Somehow, though, it looks like our original plan of returning to Japan on the 15th of August is going to change. After our work is done in France we may be taking a short holiday on a Greek island. This English gentleman we happened to meet here—a real gentleman, mind you—owns a villa on the island and invited us to use it for as long as we like. Great news! Miu likes the idea, too. We need a break from work, some time to just kick back and relax. The two of us lying on the pure white beaches of the Aegean, two beautiful sets of breasts pointed towards the sun, sipping wine with a scent of pine resin in it, just watching the clouds drift by. Doesn’t that sound wonderful? It certainly does, I thought.

That afternoon I went to the public pool and paddled around, stopped in a nicely air-conditioned coffee shop on the way home, and read for an hour. When I got back to my place I listened to both sides of an old Ten Years After LP while ironing three shirts. Ironing done, I drank some cheap wine I’d got on sale, mixed with Perrier, and watched a football match I’d videotaped. Every time I saw a pass I thought I wouldn’t have made myself, I shook my head and sighed. Judging the mistakes of strangers is an easy thing to do—and it feels pretty good.

After the football match I sank back in my chair, stared at the ceiling, and imagined Sumire in her village in France. By now she was already on that Greek island. Lying on the beach, gazing at the passing clouds. Either way, she was a long way from me. Rome, Greece, Timbuktu, Aruanda—it didn’t matter.

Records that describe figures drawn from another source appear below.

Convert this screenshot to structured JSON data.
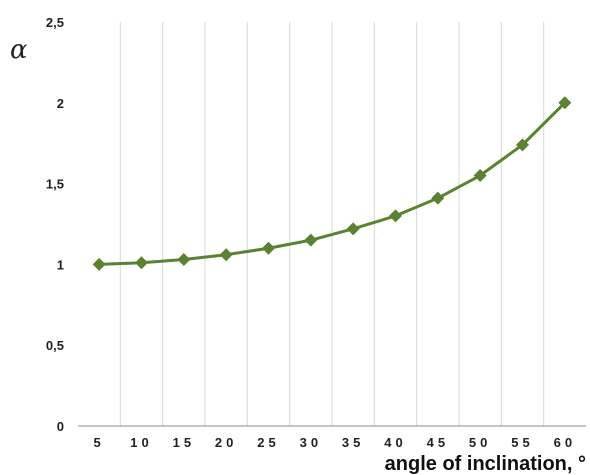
{
  "chart_data": {
    "type": "line",
    "title": "",
    "xlabel": "angle of inclination, °",
    "ylabel": "α",
    "categories": [
      "5",
      "10",
      "15",
      "20",
      "25",
      "30",
      "35",
      "40",
      "45",
      "50",
      "55",
      "60"
    ],
    "y_tick_labels": [
      "0",
      "0,5",
      "1",
      "1,5",
      "2",
      "2,5"
    ],
    "y_ticks": [
      0,
      0.5,
      1,
      1.5,
      2,
      2.5
    ],
    "ylim": [
      0,
      2.5
    ],
    "grid": "vertical",
    "legend": "none",
    "series": [
      {
        "values": [
          1.0,
          1.01,
          1.03,
          1.06,
          1.1,
          1.15,
          1.22,
          1.3,
          1.41,
          1.55,
          1.74,
          2.0
        ],
        "color": "#5a8232",
        "marker": "diamond"
      }
    ]
  }
}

She was far, far away. And most likely that was the future in a nutshell, Sumire growing ever more distant. It made me sad. I felt like I was some meaningless bug clinging for no special reason to a high stone wall on a windy night, with no plans, no beliefs. Sumire said she missed me. But she had Miu beside her. I had no one. All I had was—me. Same as always.

* * *

Sumire didn’t come back on 15 August. Her phone still just had a curt I’m-away-on-a-trip recording on it. One of her first purchases after she moved was a phone with an answering machine, so she wouldn’t have to go out on rainy nights, umbrella in hand, to a phone box. An excellent idea all round. I didn’t leave a message.

* * *

I called her again on the 18th but got the same recording. After the lifeless beep I left my name and a simple message for her to call me when she got back. Most likely she and Miu found their Greek island too much fun to want to leave.

* * *

In the interval between my two calls I coached one football practice at my school and slept once with my girlfriend. She was well tanned, having just returned from a holiday in Bali with her husband and two children. As I held her I thought of Sumire on her Greek island. Inside her, I couldn’t help but imagine Sumire’s body.

If I hadn’t known Sumire I could have easily fallen for this woman, seven years my senior (and whose son was one of my students). She was a beautiful, energetic, kind woman. She wore a bit too much make-up for my liking, but dressed nicely. She worried about being a little overweight, but shouldn’t have. I certainly wasn’t about to complain about her sexy figure. She knew all my desires, everything I wanted and didn’t want. She knew just how far to go and when to stop—in bed and out. Made me feel like I was flying first class.

“I haven’t slept with my husband for almost a year,” she revealed to me as she lay in my arms. “You’re the only one.”